The red flags of financial distress are becoming more visible, but could be the source of a dispute. Should a company follow an asset heavy or an asset light business model? Should a company prioritise focusing on diversifying their business model over hording profits as savings for future waves of the Covid-19 Pandemic? Remember, the National State of Disaster has not been cancelled so Government can still impose lockdowns to deal with future waves of the virus.

These are some of the more simple examples of disputes. In the case of Barbaglia N.O and Others v Noble Land (Pty) Ltd and Others (A5041/2020) [2021] ZAGPJHC 85 (24 June 2021) the two brothers, (who were the supplicant and respondent in the case) could not agree on how the farm should be run. This forced the case to go to court which, in turn, ordered that the farm be placed in liquidation because: there was no reasonable hope of tiding over the period of conflict and of Noble Land emerging as a functioning company. The brothers were hopelessly at loggerheads with each other.

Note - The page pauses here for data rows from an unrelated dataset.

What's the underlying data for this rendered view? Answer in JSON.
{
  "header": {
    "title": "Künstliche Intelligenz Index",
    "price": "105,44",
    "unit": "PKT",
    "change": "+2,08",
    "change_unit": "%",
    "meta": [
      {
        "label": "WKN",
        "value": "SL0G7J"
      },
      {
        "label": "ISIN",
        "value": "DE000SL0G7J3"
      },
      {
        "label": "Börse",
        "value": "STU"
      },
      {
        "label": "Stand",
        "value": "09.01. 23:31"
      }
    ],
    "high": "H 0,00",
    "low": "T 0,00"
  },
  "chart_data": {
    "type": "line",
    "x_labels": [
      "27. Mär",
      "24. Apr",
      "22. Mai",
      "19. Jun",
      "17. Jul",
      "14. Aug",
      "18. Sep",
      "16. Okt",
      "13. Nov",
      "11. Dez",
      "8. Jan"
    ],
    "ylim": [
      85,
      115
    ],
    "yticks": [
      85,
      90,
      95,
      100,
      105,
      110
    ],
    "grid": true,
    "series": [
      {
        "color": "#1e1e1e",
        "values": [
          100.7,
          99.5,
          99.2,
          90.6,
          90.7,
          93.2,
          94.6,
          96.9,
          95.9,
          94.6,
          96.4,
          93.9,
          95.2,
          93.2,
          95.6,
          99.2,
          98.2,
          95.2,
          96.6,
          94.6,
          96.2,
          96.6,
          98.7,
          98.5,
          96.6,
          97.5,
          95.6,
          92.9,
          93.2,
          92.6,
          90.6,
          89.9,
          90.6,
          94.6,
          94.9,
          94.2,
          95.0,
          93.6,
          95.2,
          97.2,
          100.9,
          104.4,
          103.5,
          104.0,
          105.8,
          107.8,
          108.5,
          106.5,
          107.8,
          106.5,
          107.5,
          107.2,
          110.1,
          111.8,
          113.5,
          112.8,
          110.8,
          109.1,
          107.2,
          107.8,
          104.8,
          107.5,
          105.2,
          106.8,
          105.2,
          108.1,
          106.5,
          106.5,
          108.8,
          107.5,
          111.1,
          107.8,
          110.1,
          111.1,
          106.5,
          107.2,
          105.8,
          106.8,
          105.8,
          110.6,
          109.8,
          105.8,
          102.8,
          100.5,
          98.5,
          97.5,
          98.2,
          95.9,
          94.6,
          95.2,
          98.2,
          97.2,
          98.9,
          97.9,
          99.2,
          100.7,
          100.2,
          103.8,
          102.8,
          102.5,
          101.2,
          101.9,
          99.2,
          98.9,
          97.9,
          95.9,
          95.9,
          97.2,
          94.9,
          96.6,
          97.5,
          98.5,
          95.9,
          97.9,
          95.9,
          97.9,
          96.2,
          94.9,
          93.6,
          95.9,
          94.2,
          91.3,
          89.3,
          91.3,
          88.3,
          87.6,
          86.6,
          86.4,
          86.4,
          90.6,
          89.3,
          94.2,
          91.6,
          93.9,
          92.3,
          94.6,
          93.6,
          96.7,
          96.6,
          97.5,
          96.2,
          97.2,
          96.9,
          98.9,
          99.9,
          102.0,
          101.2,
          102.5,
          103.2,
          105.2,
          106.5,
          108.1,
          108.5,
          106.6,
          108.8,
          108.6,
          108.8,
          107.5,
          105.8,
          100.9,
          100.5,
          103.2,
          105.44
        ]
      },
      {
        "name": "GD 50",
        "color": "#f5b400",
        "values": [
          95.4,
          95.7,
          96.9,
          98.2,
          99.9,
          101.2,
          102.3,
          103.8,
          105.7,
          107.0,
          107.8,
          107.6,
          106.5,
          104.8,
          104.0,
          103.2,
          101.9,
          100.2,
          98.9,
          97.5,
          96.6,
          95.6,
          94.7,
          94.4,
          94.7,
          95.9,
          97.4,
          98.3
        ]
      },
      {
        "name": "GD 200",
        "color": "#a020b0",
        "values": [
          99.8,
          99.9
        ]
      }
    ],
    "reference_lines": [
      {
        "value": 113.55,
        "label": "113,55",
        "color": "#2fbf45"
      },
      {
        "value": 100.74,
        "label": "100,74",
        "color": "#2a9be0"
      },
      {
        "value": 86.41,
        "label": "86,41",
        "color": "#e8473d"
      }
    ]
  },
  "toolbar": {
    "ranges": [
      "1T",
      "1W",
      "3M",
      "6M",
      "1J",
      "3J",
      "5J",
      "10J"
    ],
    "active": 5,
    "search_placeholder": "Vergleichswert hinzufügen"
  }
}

The sad part of the above scenario is that this was a profitable farm (prior to the dispute) which had no root causes of financial distress outside of the dispute. The biggest victims in these situations are the employees of the farm who are now left without work. In cases where a farm supplies employment to a community (as is the case of many mines in Mpumalanga and Sun City in the North West province), the ramifications of these disputes can be big indeed.

This means that BRPs and turnaround specialists have to out their best feet forward and use the Wisdom of Solomon when dealing with these cases. They are not as straight forward as many may believe.